Cushions of Jacksonia thesioides at Cook’s Look, Lizard Island. Photo: Jan Aldenhoven.
The biggest question in our minds was the state of the reef at Lizard Island following the cyclones of 2014 and 2015 then big bleaching events in 2016 and 2017. In our student years, coral bleaching wasn’t even talked about. Stories of rotting, stinking corals was a horror never imagined. While some reefs around Lizard are struggling, it was a relief and joy to see good recovery of corals and associated life at North Point and Big Vicki’s Reef, and schools of large fish including the Bumphead Parrotfish, Bolbometapon muricatum.
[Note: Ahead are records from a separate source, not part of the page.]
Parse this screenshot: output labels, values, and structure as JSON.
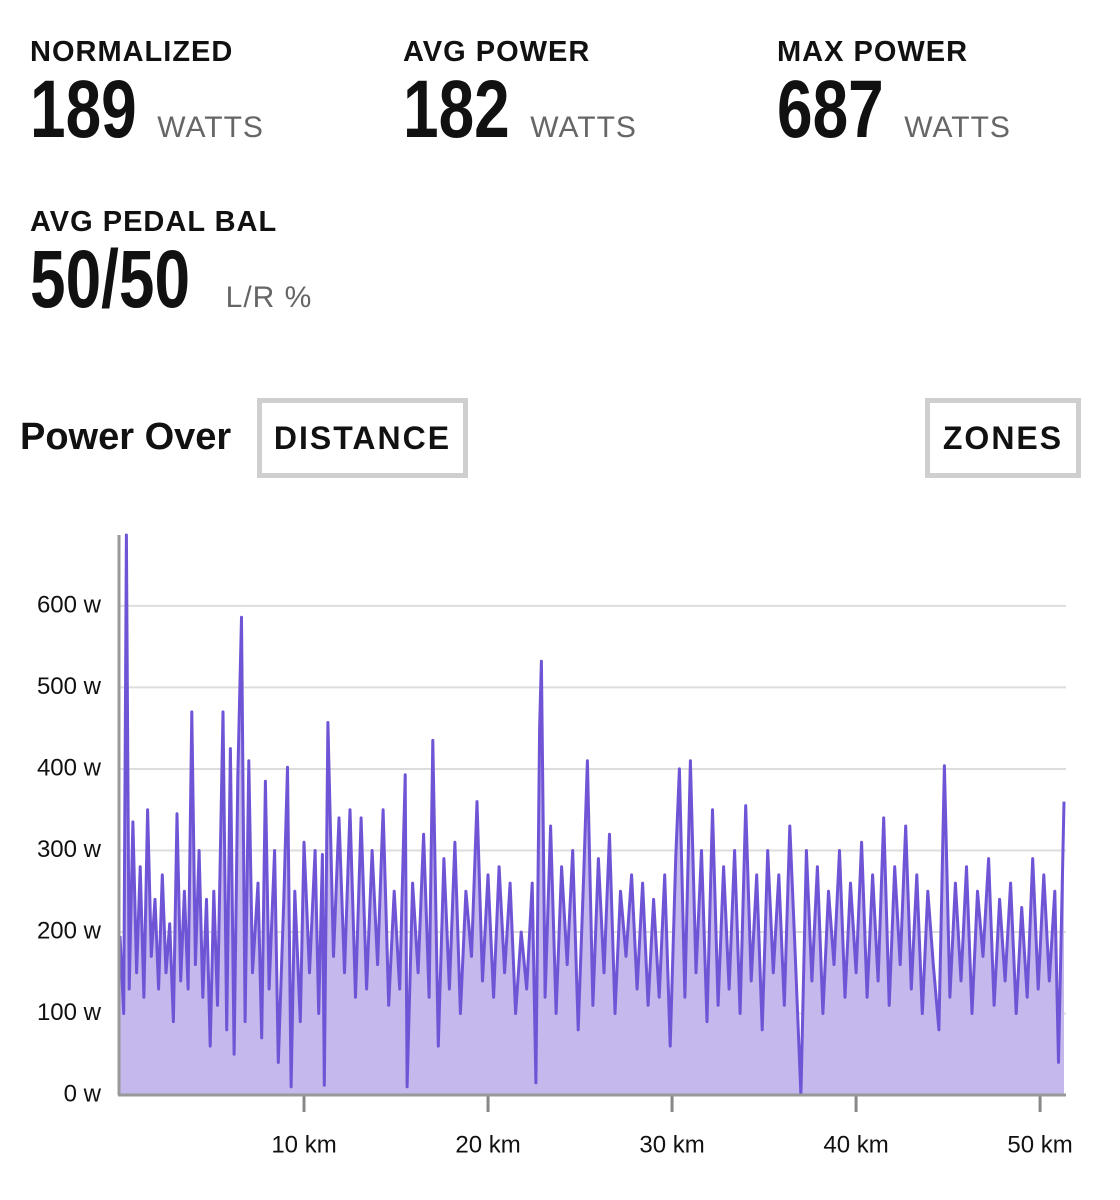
{
  "stats": [
    {
      "label": "NORMALIZED",
      "value": "189",
      "unit": "WATTS"
    },
    {
      "label": "AVG POWER",
      "value": "182",
      "unit": "WATTS"
    },
    {
      "label": "MAX POWER",
      "value": "687",
      "unit": "WATTS"
    },
    {
      "label": "AVG PEDAL BAL",
      "value": "50/50",
      "unit": "L/R %"
    }
  ],
  "controls": {
    "heading": "Power Over",
    "metric_button": "DISTANCE",
    "zones_button": "ZONES"
  },
  "chart_data": {
    "type": "area",
    "color": "#6f55d6",
    "fill": "#c4b8ec",
    "grid": true,
    "xlim": [
      0,
      51.3
    ],
    "ylim": [
      0,
      687
    ],
    "xticks": [
      {
        "value": 10,
        "label": "10 km"
      },
      {
        "value": 20,
        "label": "20 km"
      },
      {
        "value": 30,
        "label": "30 km"
      },
      {
        "value": 40,
        "label": "40 km"
      },
      {
        "value": 50,
        "label": "50 km"
      }
    ],
    "yticks": [
      {
        "value": 0,
        "label": "0 w"
      },
      {
        "value": 100,
        "label": "100 w"
      },
      {
        "value": 200,
        "label": "200 w"
      },
      {
        "value": 300,
        "label": "300 w"
      },
      {
        "value": 400,
        "label": "400 w"
      },
      {
        "value": 500,
        "label": "500 w"
      },
      {
        "value": 600,
        "label": "600 w"
      }
    ],
    "x": [
      0,
      0.2,
      0.35,
      0.5,
      0.7,
      0.9,
      1.1,
      1.3,
      1.5,
      1.7,
      1.9,
      2.1,
      2.3,
      2.5,
      2.7,
      2.9,
      3.1,
      3.3,
      3.5,
      3.7,
      3.9,
      4.1,
      4.3,
      4.5,
      4.7,
      4.9,
      5.1,
      5.3,
      5.6,
      5.8,
      6.0,
      6.2,
      6.4,
      6.6,
      6.8,
      7.0,
      7.2,
      7.5,
      7.7,
      7.9,
      8.1,
      8.4,
      8.6,
      8.9,
      9.1,
      9.3,
      9.5,
      9.8,
      10.0,
      10.3,
      10.6,
      10.8,
      11.0,
      11.1,
      11.3,
      11.6,
      11.9,
      12.2,
      12.5,
      12.8,
      13.1,
      13.4,
      13.7,
      14.0,
      14.3,
      14.6,
      14.9,
      15.2,
      15.5,
      15.6,
      15.9,
      16.2,
      16.5,
      16.8,
      17.0,
      17.3,
      17.6,
      17.9,
      18.2,
      18.5,
      18.8,
      19.1,
      19.4,
      19.7,
      20.0,
      20.3,
      20.6,
      20.9,
      21.2,
      21.5,
      21.8,
      22.1,
      22.4,
      22.6,
      22.8,
      22.9,
      23.1,
      23.4,
      23.7,
      24.0,
      24.3,
      24.6,
      24.9,
      25.2,
      25.4,
      25.7,
      26.0,
      26.3,
      26.6,
      26.9,
      27.2,
      27.5,
      27.8,
      28.1,
      28.4,
      28.7,
      29.0,
      29.3,
      29.6,
      29.9,
      30.2,
      30.4,
      30.7,
      31.0,
      31.3,
      31.6,
      31.9,
      32.2,
      32.5,
      32.8,
      33.1,
      33.4,
      33.7,
      34.0,
      34.3,
      34.6,
      34.9,
      35.2,
      35.5,
      35.8,
      36.1,
      36.4,
      36.7,
      37.0,
      37.3,
      37.6,
      37.9,
      38.2,
      38.5,
      38.8,
      39.1,
      39.4,
      39.7,
      40.0,
      40.3,
      40.6,
      40.9,
      41.2,
      41.5,
      41.8,
      42.1,
      42.4,
      42.7,
      43.0,
      43.3,
      43.6,
      43.9,
      44.2,
      44.5,
      44.8,
      45.1,
      45.4,
      45.7,
      46.0,
      46.3,
      46.6,
      46.9,
      47.2,
      47.5,
      47.8,
      48.1,
      48.4,
      48.7,
      49.0,
      49.3,
      49.6,
      49.9,
      50.2,
      50.5,
      50.8,
      51.0,
      51.3
    ],
    "values": [
      195,
      100,
      687,
      130,
      335,
      150,
      280,
      120,
      350,
      170,
      240,
      130,
      270,
      150,
      210,
      90,
      345,
      140,
      250,
      130,
      470,
      160,
      300,
      120,
      240,
      60,
      250,
      110,
      470,
      80,
      425,
      50,
      390,
      586,
      90,
      410,
      150,
      260,
      70,
      385,
      130,
      300,
      40,
      240,
      402,
      10,
      250,
      90,
      310,
      150,
      300,
      100,
      295,
      12,
      457,
      170,
      340,
      150,
      350,
      120,
      340,
      130,
      300,
      160,
      350,
      110,
      250,
      130,
      393,
      10,
      260,
      150,
      320,
      120,
      435,
      60,
      290,
      130,
      310,
      100,
      250,
      170,
      360,
      140,
      270,
      120,
      280,
      150,
      260,
      100,
      200,
      130,
      260,
      15,
      450,
      532,
      120,
      330,
      100,
      280,
      160,
      300,
      80,
      270,
      410,
      110,
      290,
      150,
      320,
      100,
      250,
      170,
      270,
      130,
      260,
      110,
      240,
      120,
      270,
      60,
      290,
      400,
      120,
      410,
      150,
      300,
      90,
      350,
      110,
      280,
      130,
      300,
      100,
      355,
      140,
      270,
      80,
      300,
      150,
      270,
      110,
      330,
      170,
      0,
      300,
      140,
      280,
      100,
      250,
      160,
      300,
      120,
      260,
      150,
      310,
      120,
      270,
      140,
      340,
      110,
      280,
      160,
      330,
      130,
      270,
      100,
      250,
      160,
      80,
      404,
      120,
      260,
      140,
      280,
      100,
      250,
      170,
      290,
      110,
      240,
      140,
      260,
      100,
      230,
      120,
      290,
      130,
      270,
      140,
      250,
      40,
      360
    ]
  }
}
We learned that given half a chance the Reef can come back, or at least be on the right path*. But each summer is a game of Russian roulette: will the clouds and rain roll in at just the right time to cool the overheated corals and save them from death? This year is likely to be a knife-edge for corals, with El Nino looming. A lethal bleaching event could wipe out seven years of recovery.
After our days spent on Lizard, Jan pursued a career in wildlife filmmaking, working with her partner Glen Carruthers on many David Attenborough series around the world. They are best-known for the landmark documentary, ‘Kangaroos. Faces in the mob’. Now living on another island, Minjerribah/North Stradbroke Is, Jan continues film work, teaches about the natural world and helps the local traditional owners document the island’s plants.
After completing her PhD at James Cook University, Zena continued with postdoctoral studies of soft corals at the Australian Institute of Marine Science. Then followed over 15 years in management of the Great Barrier Reef Marine Park with the Queensland and Australian governments. Next, Zena worked as a principal policy officer in fisheries and agriculture until her retirement in 2022. Zena is now an Adjunct Senior Fellow at the Centre for Biodiversity and Conservation Science at The University of Queensland, and is still involved in research on mesophotic corals.
Our recent visit was too brief but we hope to return soon.

Jan and Zena at Lizard Island in 2023. Photo: Kate Hayward.
By Dr Jan Aldenhoven and Dr Zena Dinesen
*See abstract of a paper about corals at Lizard Island over time: Richards, Z.T., D.A. Juszkiewicz and A. Hoggett, 2021. Spatio-temporal persistence of scleractinian coral species at Lizard Island, Great Barrier Reef. Coral Reefs, 40: 1369-1378.